Abstract

Abstract During the mei-yu season of the summer of 2003, the Yangtze and Huai River basin (YHRB) encountered anomalously heavy rainfall, and the northern YHRB (nYHRB) suffered a severe flood because of five continuous extreme rainfall events. A spectral analysis of daily rainfall data over YHRB reveals two dominant frequency modes: one peak on day 14 and the other on day 4 (i.e., the quasi-biweekly and synoptic-scale mode, respectively). Results indicate that the two scales of disturbances contributed southwesterly and northeasterly anomalies, respectively, to the mei-yu frontal convergence over the southern YHRB (sYHRB) at the peak wet phase. An analysis of bandpass-filtered circulations shows that the lower and upper regions of the troposphere were fully coupled at the quasi-biweekly scale, and a lower-level cyclonic anomaly over sYHRB was phase locked with an anticyclonic anomaly over the Philippines. At the synoptic scale, the strong northeasterly components of an anticyclonic anomaly with a deep cold and dry layer helped generate the heavy rainfall over sYHRB. Results also indicate the passages of five synoptic-scale disturbances during the nYHRB rainfall.

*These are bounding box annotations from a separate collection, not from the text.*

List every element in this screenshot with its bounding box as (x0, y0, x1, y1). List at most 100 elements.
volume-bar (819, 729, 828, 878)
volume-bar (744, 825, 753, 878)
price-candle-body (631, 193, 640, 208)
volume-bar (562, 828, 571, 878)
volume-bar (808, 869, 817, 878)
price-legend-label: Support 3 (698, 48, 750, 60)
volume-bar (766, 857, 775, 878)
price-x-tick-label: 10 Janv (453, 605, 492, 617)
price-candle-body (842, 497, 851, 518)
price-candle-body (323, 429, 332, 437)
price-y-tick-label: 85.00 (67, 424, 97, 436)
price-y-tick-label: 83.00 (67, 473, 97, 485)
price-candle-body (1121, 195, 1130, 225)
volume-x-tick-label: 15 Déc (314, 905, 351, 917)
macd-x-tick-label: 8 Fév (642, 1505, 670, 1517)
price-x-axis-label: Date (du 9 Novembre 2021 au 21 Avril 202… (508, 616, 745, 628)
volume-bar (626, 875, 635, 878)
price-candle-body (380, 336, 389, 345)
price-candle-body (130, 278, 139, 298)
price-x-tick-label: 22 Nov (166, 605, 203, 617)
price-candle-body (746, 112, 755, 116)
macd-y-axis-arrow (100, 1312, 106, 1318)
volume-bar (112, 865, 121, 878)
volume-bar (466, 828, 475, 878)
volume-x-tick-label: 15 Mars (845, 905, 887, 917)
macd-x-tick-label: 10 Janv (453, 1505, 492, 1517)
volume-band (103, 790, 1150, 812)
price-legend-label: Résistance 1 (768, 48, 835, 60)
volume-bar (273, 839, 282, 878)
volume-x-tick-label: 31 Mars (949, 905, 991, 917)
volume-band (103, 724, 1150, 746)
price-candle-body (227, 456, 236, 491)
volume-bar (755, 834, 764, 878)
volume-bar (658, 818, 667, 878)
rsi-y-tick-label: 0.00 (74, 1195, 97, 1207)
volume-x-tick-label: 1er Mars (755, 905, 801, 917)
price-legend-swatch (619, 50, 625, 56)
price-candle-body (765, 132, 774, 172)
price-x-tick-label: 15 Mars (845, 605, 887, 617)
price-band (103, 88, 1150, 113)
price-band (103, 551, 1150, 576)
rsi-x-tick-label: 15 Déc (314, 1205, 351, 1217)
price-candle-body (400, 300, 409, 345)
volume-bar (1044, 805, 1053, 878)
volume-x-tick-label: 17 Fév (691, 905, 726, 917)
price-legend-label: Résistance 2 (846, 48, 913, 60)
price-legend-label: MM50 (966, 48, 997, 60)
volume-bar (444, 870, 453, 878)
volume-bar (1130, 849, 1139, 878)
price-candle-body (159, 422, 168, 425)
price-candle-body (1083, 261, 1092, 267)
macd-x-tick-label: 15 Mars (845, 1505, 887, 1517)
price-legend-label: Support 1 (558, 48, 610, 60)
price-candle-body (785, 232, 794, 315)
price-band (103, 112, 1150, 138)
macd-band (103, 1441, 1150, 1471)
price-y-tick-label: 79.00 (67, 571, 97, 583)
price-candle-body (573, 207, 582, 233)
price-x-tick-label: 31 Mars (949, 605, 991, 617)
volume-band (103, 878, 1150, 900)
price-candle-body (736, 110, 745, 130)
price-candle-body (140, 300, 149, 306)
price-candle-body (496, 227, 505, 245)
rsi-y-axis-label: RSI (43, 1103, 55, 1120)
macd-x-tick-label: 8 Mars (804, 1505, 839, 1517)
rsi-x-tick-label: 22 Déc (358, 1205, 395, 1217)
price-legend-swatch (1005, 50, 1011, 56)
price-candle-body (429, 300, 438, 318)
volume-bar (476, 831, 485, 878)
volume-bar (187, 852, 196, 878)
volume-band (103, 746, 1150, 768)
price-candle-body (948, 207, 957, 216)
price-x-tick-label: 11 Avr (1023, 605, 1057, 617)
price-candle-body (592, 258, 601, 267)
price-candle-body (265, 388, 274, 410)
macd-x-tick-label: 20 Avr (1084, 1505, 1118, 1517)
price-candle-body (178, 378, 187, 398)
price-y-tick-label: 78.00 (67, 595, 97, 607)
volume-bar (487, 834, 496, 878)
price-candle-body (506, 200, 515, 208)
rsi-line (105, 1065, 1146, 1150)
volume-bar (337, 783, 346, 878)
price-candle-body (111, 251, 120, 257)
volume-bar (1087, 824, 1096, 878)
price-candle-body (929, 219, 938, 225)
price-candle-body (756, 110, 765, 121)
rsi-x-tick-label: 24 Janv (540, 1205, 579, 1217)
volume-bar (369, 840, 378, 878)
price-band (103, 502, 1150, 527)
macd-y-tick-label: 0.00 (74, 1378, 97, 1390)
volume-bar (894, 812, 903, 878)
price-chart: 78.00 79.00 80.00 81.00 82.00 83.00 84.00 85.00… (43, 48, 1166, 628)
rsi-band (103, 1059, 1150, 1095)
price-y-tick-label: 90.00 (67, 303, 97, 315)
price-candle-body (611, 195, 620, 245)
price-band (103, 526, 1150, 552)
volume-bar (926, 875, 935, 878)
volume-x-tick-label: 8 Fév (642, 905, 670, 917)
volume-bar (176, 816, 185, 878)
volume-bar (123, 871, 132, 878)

Like the sYHRB rainfall, these disturbances originated from the periodical generations of cyclonic and anticyclonic anomalies at the downstream of the Tibetan Plateau. The nYHRB rainfalls were generated as these disturbances moved northeastward under the influence of monsoonal flows and higher-latitude eastward-propagating Rossby wave trains. It is concluded that the sYHRB heavy rainfall resulted from the superposition of quasi-biweekly and synoptic-scale disturbances, whereas the intermittent passages of five synoptic-scale disturbances led to the flooding rainfall over nYHRB.